That’s where some of the suppliers of the bankrupt retailer expressed a willingness Monday to sell some of their claims for as little as 34 cents on the dollar.
Just who would be getting the bargain, however — the seller or the buyer — remains to be seen. It all depends on how the Barneys Chapter 11 scenario finally works out.
The warehouse sale — an annual event in California and a semiannual affair in New York — is of particular interest this time, of course, because of the Chapter 11 filing by Barneys on Jan. 10. Conducted in a 30,000-square-foot hangar at the Santa Monica Airport, it began Saturday with a fund-raising benefit for Stop Cancer, and on Monday it was bringing in $100,000 in hourly sales from 8 a.m. to 1 p.m., according to Barneys. Saturday’s opening was an invitation-only benefit. About 950 attended, each paying $10 for a first crack at the offerings.
The sale, which ends Feb. 11, features markdowns of 50 to 70 percent and is the second to be held on the West Coast. The first was a year ago. The New York warehouse sale is scheduled to run from Feb. 15-25.
“The warehouse sales are all very well planned and predictable,” said Charles Bunstine, president and chief operating officer of Barneys Monday. “It’s important to manage them correctly, but there is no more focus [this time] than normal. We’re running it as if nothing has happened.”
The total annual volume brought in by the warehouse sales is about $40 million, or roughly 10 percent of the chain’s total volume, Bunstine said.
“It’s important,” he conceded, “but the warehouse sale doesn’t carry any more weight than before.”
While creditors will be eager to closely examine Barneys’ business over the next several months, Bunstine insisted, “The issue [surrounding the bankruptcy] isn’t about the viability of the revenue side of the business. The issue is about the relationship with Isetan. You will see increasing actions by the creditors’ committee and Barneys that will focus on the issue between us and Isetan.”
Isetan is Barney’s Japanese partner, as well as its landlord in three key locations, and the two companies are feuding over the nature of their partnership.
In addition to Los Angeles and New York, Barneys holds warehouse sales once a summer in Chicago and Detroit. In New York, the event has become a fixture on the retail scene, attracting long waiting lines outside the Barneys warehouse at 255 West 17th St., across the street from the original store.
Some markets observers have attributed Barneys’ problems, in part, to high prices of designer goods, and many at the warehouse sale here Saturday supported that observation.
“When I go to Barneys, I find that the pieces I really like, I can’t afford,” said Nancy Willen, a movie studio vice president, shopping the women’s designer sportswear racks. That’s why, Willen said, she loves the warehouse sale.
“You can find a lot of great pieces here that you can throw on with anything,” she said.
While being assisted by a sales associate, actor David Keith said he had a better source than Barneys for clothing bargains, but it’s one not generally available to most people.
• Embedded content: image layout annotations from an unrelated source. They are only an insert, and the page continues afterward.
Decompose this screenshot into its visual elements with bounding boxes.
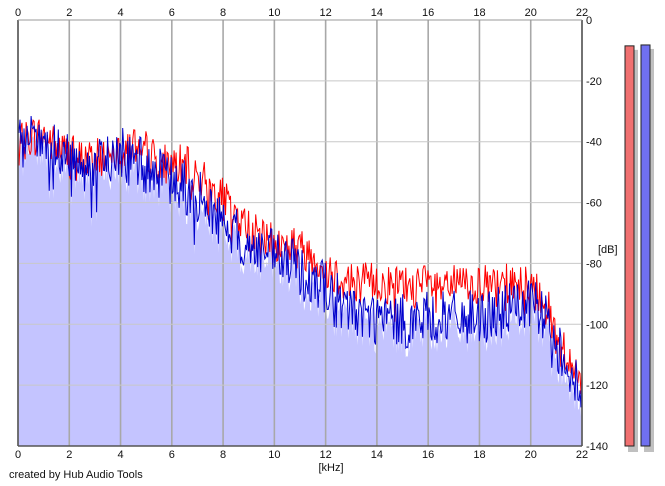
x-tick-label-bottom: 8 xyxy=(220,449,226,461)
y-axis-label: [dB] xyxy=(598,244,618,256)
x-tick-label-bottom: 4 xyxy=(117,449,123,461)
spectrum-area-layer xyxy=(18,125,582,446)
x-tick-label-top: 18 xyxy=(473,7,485,19)
x-tick-label-bottom: 22 xyxy=(576,449,588,461)
x-tick-label-top: 2 xyxy=(66,7,72,19)
x-tick-label-top: 12 xyxy=(320,7,332,19)
y-tick-label: -120 xyxy=(586,380,608,392)
x-axis-label: [kHz] xyxy=(318,462,343,474)
x-tick-label-bottom: 10 xyxy=(268,449,280,461)
x-tick-label-top: 20 xyxy=(525,7,537,19)
x-tick-labels-bottom: 0 2 4 6 8 10 12 14 16 18 20 22 xyxy=(15,449,588,461)
y-tick-label: -20 xyxy=(586,76,602,88)
y-tick-label: -80 xyxy=(586,258,602,270)
x-tick-labels-top: 0 2 4 6 8 10 12 14 16 18 20 22 xyxy=(15,7,588,19)
spectrum-area xyxy=(18,125,582,446)
x-tick-label-top: 4 xyxy=(117,7,123,19)
y-tick-label: -100 xyxy=(586,319,608,331)
series-layer xyxy=(17,115,583,408)
credit-text: created by Hub Audio Tools xyxy=(9,469,143,481)
plot-frame xyxy=(17,19,583,447)
x-tick-label-bottom: 20 xyxy=(525,449,537,461)
y-tick-labels: 0 -20 -40 -60 -80 -100 -120 -140 xyxy=(586,15,608,453)
level-meters xyxy=(624,44,654,453)
x-tick-label-bottom: 12 xyxy=(320,449,332,461)
level-meter-bar xyxy=(640,44,651,447)
x-tick-label-top: 22 xyxy=(576,7,588,19)
x-tick-label-bottom: 2 xyxy=(66,449,72,461)
x-tick-label-bottom: 0 xyxy=(15,449,21,461)
x-tick-label-bottom: 16 xyxy=(422,449,434,461)
x-tick-label-top: 14 xyxy=(371,7,383,19)
series-line-blue xyxy=(17,115,583,408)
y-tick-label: -40 xyxy=(586,137,602,149)
y-tick-label: 0 xyxy=(586,15,592,27)
x-tick-label-bottom: 6 xyxy=(169,449,175,461)
x-tick-label-bottom: 18 xyxy=(473,449,485,461)
x-tick-label-top: 0 xyxy=(15,7,21,19)
x-tick-label-top: 10 xyxy=(268,7,280,19)
level-meter-bar xyxy=(624,45,635,447)
x-tick-label-top: 6 xyxy=(169,7,175,19)
x-tick-label-top: 8 xyxy=(220,7,226,19)
x-tick-label-bottom: 14 xyxy=(371,449,383,461)
x-tick-label-top: 16 xyxy=(422,7,434,19)
y-tick-label: -140 xyxy=(586,441,608,453)
y-tick-label: -60 xyxy=(586,198,602,210)
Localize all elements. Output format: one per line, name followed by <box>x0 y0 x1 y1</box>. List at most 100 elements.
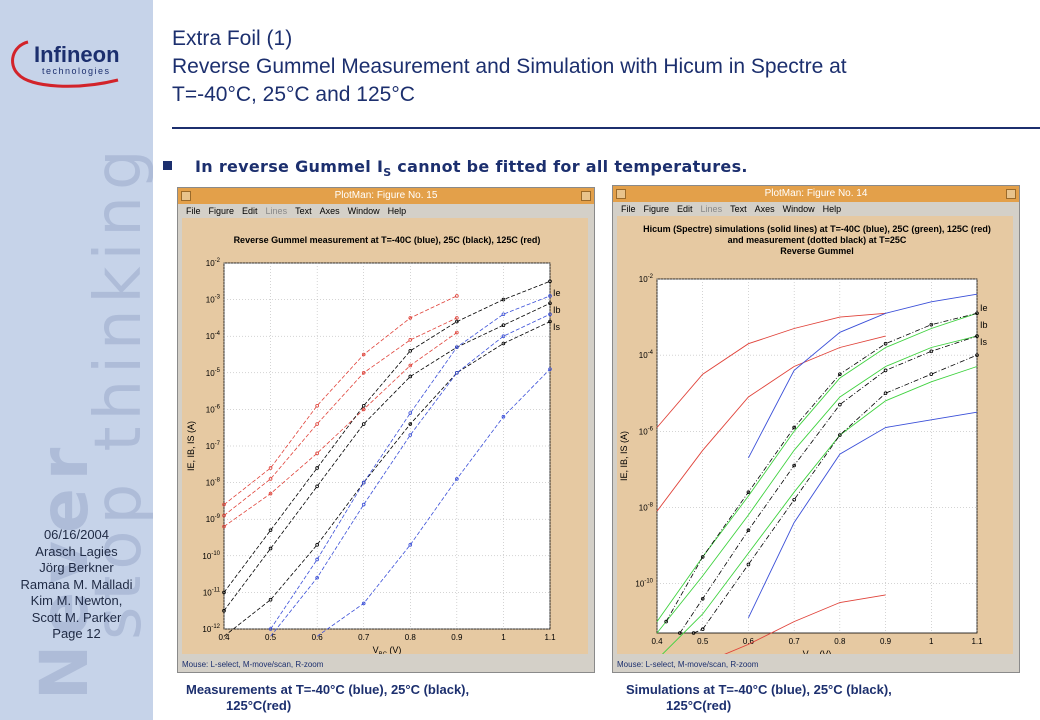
data-point-black <box>315 466 319 470</box>
window-menu-icon[interactable] <box>616 189 626 199</box>
window-maximize-icon[interactable] <box>1006 189 1016 199</box>
bullet-point: In reverse Gummel IS cannot be fitted fo… <box>163 157 748 179</box>
data-point-black <box>548 279 552 284</box>
data-point-red <box>455 330 459 335</box>
window-maximize-icon[interactable] <box>581 191 591 201</box>
chart-title-line: Hicum (Spectre) simulations (solid lines… <box>643 224 991 234</box>
menu-axes[interactable]: Axes <box>754 204 775 214</box>
data-point-black <box>501 297 506 302</box>
data-point-black <box>501 323 506 328</box>
window-title: PlotMan: Figure No. 14 <box>764 188 868 199</box>
menu-file[interactable]: File <box>621 204 636 214</box>
data-point-red <box>408 338 413 342</box>
info-author-2: Jörg Berkner <box>39 560 114 575</box>
menu-text[interactable]: Text <box>730 204 747 214</box>
data-point-black <box>408 422 413 426</box>
y-tick-label: 10-8 <box>206 478 221 488</box>
data-point-black <box>883 391 888 395</box>
menu-window[interactable]: Window <box>347 206 380 216</box>
data-point-red <box>268 491 273 496</box>
curve-label: Is <box>553 322 561 332</box>
y-tick-label: 10-6 <box>206 404 221 414</box>
data-point-blue <box>408 433 413 437</box>
caption-left-line-1: Measurements at T=-40°C (blue), 25°C (bl… <box>186 682 470 697</box>
menu-lines[interactable]: Lines <box>265 206 288 216</box>
y-tick-label: 10-5 <box>206 368 221 378</box>
caption-right-line-1: Simulations at T=-40°C (blue), 25°C (bla… <box>626 682 892 697</box>
x-tick-label: 0.8 <box>834 637 846 646</box>
status-bar: Mouse: L-select, M-move/scan, R-zoom <box>182 660 324 669</box>
caption-right: Simulations at T=-40°C (blue), 25°C (bla… <box>626 682 892 714</box>
x-tick-label: 0.8 <box>405 633 417 642</box>
info-author-5: Scott M. Parker <box>31 609 122 625</box>
data-point-black <box>929 349 934 354</box>
data-point-black <box>883 341 888 346</box>
data-point-black <box>746 562 751 567</box>
bullet-square-icon <box>163 161 172 170</box>
menu-figure[interactable]: Figure <box>208 206 235 216</box>
data-point-black <box>315 484 319 489</box>
info-date: 06/16/2004 <box>43 527 110 542</box>
menu-help[interactable]: Help <box>387 206 407 216</box>
title-line-3: T=-40°C, 25°C and 125°C <box>172 83 415 106</box>
x-tick-label: 0.6 <box>743 637 755 646</box>
menu-edit[interactable]: Edit <box>242 206 258 216</box>
menu-text[interactable]: Text <box>295 206 312 216</box>
x-axis-label: VBC (V) <box>373 645 402 654</box>
x-tick-label: 0.7 <box>789 637 801 646</box>
y-tick-label: 10-12 <box>202 624 220 634</box>
data-point-red <box>315 403 319 408</box>
y-tick-label: 10-11 <box>203 587 221 597</box>
y-axis-label: IE, IB, IS (A) <box>619 431 629 481</box>
curve-label: Ie <box>980 303 988 313</box>
data-point-black <box>408 374 413 379</box>
menu-axes[interactable]: Axes <box>319 206 340 216</box>
window-menubar: File Figure Edit Lines Text Axes Window Help <box>178 204 594 218</box>
window-titlebar: PlotMan: Figure No. 14 <box>613 186 1019 202</box>
x-axis-label: VBC (V) <box>803 649 832 654</box>
status-bar: Mouse: L-select, M-move/scan, R-zoom <box>617 660 759 669</box>
menu-help[interactable]: Help <box>822 204 842 214</box>
series-line-black <box>665 312 978 622</box>
menu-figure[interactable]: Figure <box>643 204 670 214</box>
data-point-black <box>838 402 842 407</box>
data-point-black <box>792 463 796 468</box>
x-tick-label: 0.9 <box>880 637 892 646</box>
data-point-black <box>700 596 705 601</box>
data-point-blue <box>501 414 506 419</box>
data-point-black <box>792 497 796 502</box>
caption-right-line-2: 125°C(red) <box>666 698 732 713</box>
data-point-black <box>408 349 413 353</box>
curve-label: Ib <box>553 305 561 315</box>
caption-left: Measurements at T=-40°C (blue), 25°C (bl… <box>186 682 469 714</box>
series-line-black <box>223 321 551 637</box>
series-line-red <box>711 594 886 661</box>
plot-area: Hicum (Spectre) simulations (solid lines… <box>617 216 1013 662</box>
data-point-red <box>315 451 319 456</box>
plot-window-measurement: PlotMan: Figure No. 15 File Figure Edit Lin… <box>177 187 595 673</box>
data-point-black <box>268 597 273 602</box>
data-point-blue <box>361 601 366 606</box>
bullet-sub: S <box>383 166 392 180</box>
menu-window[interactable]: Window <box>782 204 815 214</box>
data-point-blue <box>361 480 366 485</box>
menu-edit[interactable]: Edit <box>677 204 693 214</box>
title-line-2: Reverse Gummel Measurement and Simulatio… <box>172 55 847 78</box>
x-tick-label: 1.1 <box>971 637 983 646</box>
menu-file[interactable]: File <box>186 206 201 216</box>
y-tick-label: 10-10 <box>635 579 653 589</box>
window-menu-icon[interactable] <box>181 191 191 201</box>
data-point-black <box>838 372 842 376</box>
plot-area: Reverse Gummel measurement at T=-40C (bl… <box>182 218 588 658</box>
y-axis-label: IE, IB, IS (A) <box>186 421 196 471</box>
menu-lines[interactable]: Lines <box>700 204 723 214</box>
data-point-red <box>361 352 366 357</box>
x-tick-label: 0.5 <box>265 633 277 642</box>
chart-title-line: Reverse Gummel measurement at T=-40C (bl… <box>234 235 541 245</box>
data-point-black <box>548 301 552 306</box>
bullet-text-b: cannot be fitted for all temperatures. <box>391 157 748 176</box>
data-point-blue <box>315 575 319 580</box>
data-point-red <box>222 513 226 518</box>
data-point-blue <box>501 312 506 317</box>
data-point-red <box>408 363 413 368</box>
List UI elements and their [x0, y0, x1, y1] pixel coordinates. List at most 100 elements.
“I usually buy stuff I have worn in the movies at the end of shooting — at half off,” Keith said.
Many shoppers at the sale said they do not normally shop at Barneys because the prices are too high; some appeared to think the warehouse sale was a result of the bankruptcy. One sales associate in women’s shoes said she had to explain to several shoppers that this was part of regular business — not a going-out-of-business sale.
Barneys’ first warehouse sale here was a year ago, following the opening of the Beverly Hills flagship. It’s been going in New York for about 25 years, said Bunstine.
Meanwhile, Barneys’ suppliers, while in large part shipping spring goods to the retailer, were nonetheless looking to sell their claims in large numbers — some for as little as 34 cents on the dollar.
Analysts at vulture funds, those companies that invest in claims and securities of distressed firms, were saying Monday that the price could go even lower.
Immediately after Barneys filed for Chapter 11, vendors’ claims were selling for 70 cents on the dollar. Since then, the price has fallen steadily as doubts concerning Barneys’ finances have risen.
Analysts said suppliers are eager to unload Barneys’ claims. Most vendors, though, are being left hanging because the vulture funds are still unable to get their hands on verifiable financial information on the privately held Barneys.
Without such data, managers of the vulture funds said they have had a hard time establishing a highly liquid claims market.
The reason for the uncertainty is that Barneys and Isetan — its landlord for the Madison Avenue flagship in New York as well as the stores in Beverly Hills and Chicago — have been presenting different pictures of the retailer’s financial health.
While Barneys continues to say that its business is strong, Isetan tells a different story. Barneys, said Isetan, claimed it was making healthy profits — until November 1995.
Then, Isetan said in a statement following the Chapter 11 filing that the Pressmans — Barneys’ founding family — revealed in a meeting that the chain was running “significant losses on an operational basis for some time.”
In addition, analysts, who spoke on condition of anonymity, said it was surprising that Barneys would have less than $1 million in cash on hand when it filed after having not made payments to vendors and missing its $1.25 million January rent payment on its three flagship stores.